Para lograr un cambio hacia la libertad
en Cuba, muchos opositores tienen poco que mostrar a su favor, salvo la última
foto en una capital de Europa o aquí en Estados Unidos, en Miami o Washington.
Más allá del mal uso y la falta de
control sobre los millones de dólares que desde hace años viene destinando EEUU
para supuestamente hacer avanzar la libertad en Cuba, hay varios aspectos que
llaman la atención en lo que hasta el momento no ha sido más que un gran
derroche de fondos.
En primer lugar hay que señalar el
desconocimiento y la prepotencia que subyace en ese esfuerzo, aparentemente
democrático y generoso, que por años llevó a la impresión de miles de textos
sobre la importancia de los derechos humanos.
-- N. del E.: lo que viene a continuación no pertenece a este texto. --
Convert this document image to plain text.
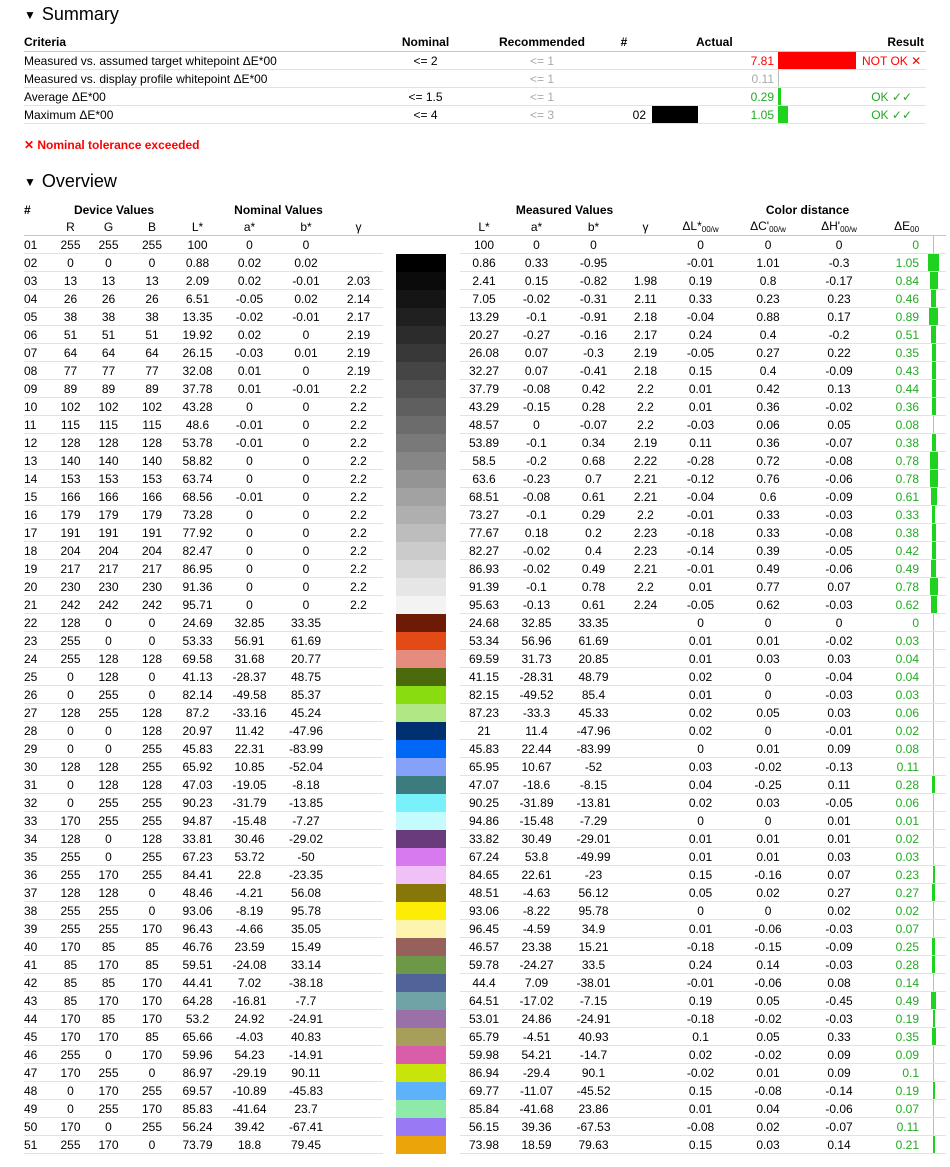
▼ Summary
Criteria	Nominal	Recommended	#	Actual			Result
Measured vs. assumed target whitepoint ΔE*00	<= 2	<= 1			7.81		NOT OK ✕
Measured vs. display profile whitepoint ΔE*00		<= 1			0.11		
Average ΔE*00	<= 1.5	<= 1			0.29		OK ✓✓
Maximum ΔE*00	<= 4	<= 3	02		1.05		OK ✓✓
✕ Nominal tolerance exceeded
▼ Overview
#	Device Values			Nominal Values							Measured Values				Color distance				
	R	G	B	L*	a*	b*	γ				L*	a*	b*	γ	$\Delta L*_{00/w}$	$\Delta C'_{00/w}$	$\Delta H'_{00/w}$	$\Delta E_{00}$	
01	255	255	255	100	0	0					100	0	0		0	0	0	0	
02	0	0	0	0.88	0.02	0.02					0.86	0.33	-0.95		-0.01	1.01	-0.3	1.05	
03	13	13	13	2.09	0.02	-0.01	2.03				2.41	0.15	-0.82	1.98	0.19	0.8	-0.17	0.84	
04	26	26	26	6.51	-0.05	0.02	2.14				7.05	-0.02	-0.31	2.11	0.33	0.23	0.23	0.46	
05	38	38	38	13.35	-0.02	-0.01	2.17				13.29	-0.1	-0.91	2.18	-0.04	0.88	0.17	0.89	
06	51	51	51	19.92	0.02	0	2.19				20.27	-0.27	-0.16	2.17	0.24	0.4	-0.2	0.51	
07	64	64	64	26.15	-0.03	0.01	2.19				26.08	0.07	-0.3	2.19	-0.05	0.27	0.22	0.35	
08	77	77	77	32.08	0.01	0	2.19				32.27	0.07	-0.41	2.18	0.15	0.4	-0.09	0.43	
09	89	89	89	37.78	0.01	-0.01	2.2				37.79	-0.08	0.42	2.2	0.01	0.42	0.13	0.44	
10	102	102	102	43.28	0	0	2.2				43.29	-0.15	0.28	2.2	0.01	0.36	-0.02	0.36	
11	115	115	115	48.6	-0.01	0	2.2				48.57	0	-0.07	2.2	-0.03	0.06	0.05	0.08	
12	128	128	128	53.78	-0.01	0	2.2				53.89	-0.1	0.34	2.19	0.11	0.36	-0.07	0.38	
13	140	140	140	58.82	0	0	2.2				58.5	-0.2	0.68	2.22	-0.28	0.72	-0.08	0.78	
14	153	153	153	63.74	0	0	2.2				63.6	-0.23	0.7	2.21	-0.12	0.76	-0.06	0.78	
15	166	166	166	68.56	-0.01	0	2.2				68.51	-0.08	0.61	2.21	-0.04	0.6	-0.09	0.61	
16	179	179	179	73.28	0	0	2.2				73.27	-0.1	0.29	2.2	-0.01	0.33	-0.03	0.33	
17	191	191	191	77.92	0	0	2.2				77.67	0.18	0.2	2.23	-0.18	0.33	-0.08	0.38	
18	204	204	204	82.47	0	0	2.2				82.27	-0.02	0.4	2.23	-0.14	0.39	-0.05	0.42	
19	217	217	217	86.95	0	0	2.2				86.93	-0.02	0.49	2.21	-0.01	0.49	-0.06	0.49	
20	230	230	230	91.36	0	0	2.2				91.39	-0.1	0.78	2.2	0.01	0.77	0.07	0.78	
21	242	242	242	95.71	0	0	2.2				95.63	-0.13	0.61	2.24	-0.05	0.62	-0.03	0.62	
22	128	0	0	24.69	32.85	33.35					24.68	32.85	33.35		0	0	0	0	
23	255	0	0	53.33	56.91	61.69					53.34	56.96	61.69		0.01	0.01	-0.02	0.03	
24	255	128	128	69.58	31.68	20.77					69.59	31.73	20.85		0.01	0.03	0.03	0.04	
25	0	128	0	41.13	-28.37	48.75					41.15	-28.31	48.79		0.02	0	-0.04	0.04	
26	0	255	0	82.14	-49.58	85.37					82.15	-49.52	85.4		0.01	0	-0.03	0.03	
27	128	255	128	87.2	-33.16	45.24					87.23	-33.3	45.33		0.02	0.05	0.03	0.06	
28	0	0	128	20.97	11.42	-47.96					21	11.4	-47.96		0.02	0	-0.01	0.02	
29	0	0	255	45.83	22.31	-83.99					45.83	22.44	-83.99		0	0.01	0.09	0.08	
30	128	128	255	65.92	10.85	-52.04					65.95	10.67	-52		0.03	-0.02	-0.13	0.11	
31	0	128	128	47.03	-19.05	-8.18					47.07	-18.6	-8.15		0.04	-0.25	0.11	0.28	
32	0	255	255	90.23	-31.79	-13.85					90.25	-31.89	-13.81		0.02	0.03	-0.05	0.06	
33	170	255	255	94.87	-15.48	-7.27					94.86	-15.48	-7.29		0	0	0.01	0.01	
34	128	0	128	33.81	30.46	-29.02					33.82	30.49	-29.01		0.01	0.01	0.01	0.02	
35	255	0	255	67.23	53.72	-50					67.24	53.8	-49.99		0.01	0.01	0.03	0.03	
36	255	170	255	84.41	22.8	-23.35					84.65	22.61	-23		0.15	-0.16	0.07	0.23	
37	128	128	0	48.46	-4.21	56.08					48.51	-4.63	56.12		0.05	0.02	0.27	0.27	
38	255	255	0	93.06	-8.19	95.78					93.06	-8.22	95.78		0	0	0.02	0.02	
39	255	255	170	96.43	-4.66	35.05					96.45	-4.59	34.9		0.01	-0.06	-0.03	0.07	
40	170	85	85	46.76	23.59	15.49					46.57	23.38	15.21		-0.18	-0.15	-0.09	0.25	
41	85	170	85	59.51	-24.08	33.14					59.78	-24.27	33.5		0.24	0.14	-0.03	0.28	
42	85	85	170	44.41	7.02	-38.18					44.4	7.09	-38.01		-0.01	-0.06	0.08	0.14	
43	85	170	170	64.28	-16.81	-7.7					64.51	-17.02	-7.15		0.19	0.05	-0.45	0.49	
44	170	85	170	53.2	24.92	-24.91					53.01	24.86	-24.91		-0.18	-0.02	-0.03	0.19	
45	170	170	85	65.66	-4.03	40.83					65.79	-4.51	40.93		0.1	0.05	0.33	0.35	
46	255	0	170	59.96	54.23	-14.91					59.98	54.21	-14.7		0.02	-0.02	0.09	0.09	
47	170	255	0	86.97	-29.19	90.11					86.94	-29.4	90.1		-0.02	0.01	0.09	0.1	
48	0	170	255	69.57	-10.89	-45.83					69.77	-11.07	-45.52		0.15	-0.08	-0.14	0.19	
49	0	255	170	85.83	-41.64	23.7					85.84	-41.68	23.86		0.01	0.04	-0.06	0.07	
50	170	0	255	56.24	39.42	-67.41					56.15	39.36	-67.53		-0.08	0.02	-0.07	0.11	
51	255	170	0	73.79	18.8	79.45					73.98	18.59	79.63		0.15	0.03	0.14	0.21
Lo que en un inicio pudo haber sido una
labor educativa, se convirtió en el pretexto perfecto para justificar costos de
imprenta, compras en librerías y elevados gastos de distribución.
El fundamento que determinó tal colosal
botadera de dinero fue, en el mejor de los casos, de un paternalismo grosero,
por no decir una muestra de racismo: quienes viven en la isla no han exigido
mayores libertades porque las desconocen.
El camino del aprendizaje —de acuerdo a
esta estrategia— abriría las puertas de una mayor conciencia ciudadana, con la
consecuencia de un aumento en las protestas y una mayor exigencia hacia el
respeto de los derechos humanos. Nada de esto ha ocurrido. Represión, si. Pero
también falta de interés de la ciudadanía ante problemas más perentorios.
El segundo aspecto llegó precisamente por
el rumbo contrario. Si se contabilizan los millones de dólares dedicados al
incremento del periodismo independiente en Cuba, y se contrapone esta cifra con
el valor de la información enviada desde la isla, hay que concluir que en EEUU
la palabra se paga a un alto precio. O al menos algunas palabras o las palabras
de algunos. No es exigirle demasiado a la prensa independiente, sino el evitar
sobrevalorar sus resultados y el admitir como cierto lo que simplemente son
comentarios dirigidos al gusto de un exilio exiguo.
Sin embargo, los dos aspectos anteriores
son hasta cierto punto secundarios ante la situación actual: el derroche que
representan viajes, congresos y reuniones en los puntos más diversos del
planeta y planes de contingencia que no trascienden del esfuerzo mediático.
Lo que tiene que hacer Washington es poner
freno a esos empeños inútiles, y apostar por una verdadera transición a través
del desarrollo de la labor de emprendedores y trabajadores privados. Basta ya
de votar el dinero de los contribuyentes.
Esta es mi columna semanal en El Nuevo Herald, que aparece en la edición del lunes 29 de junio de 2015.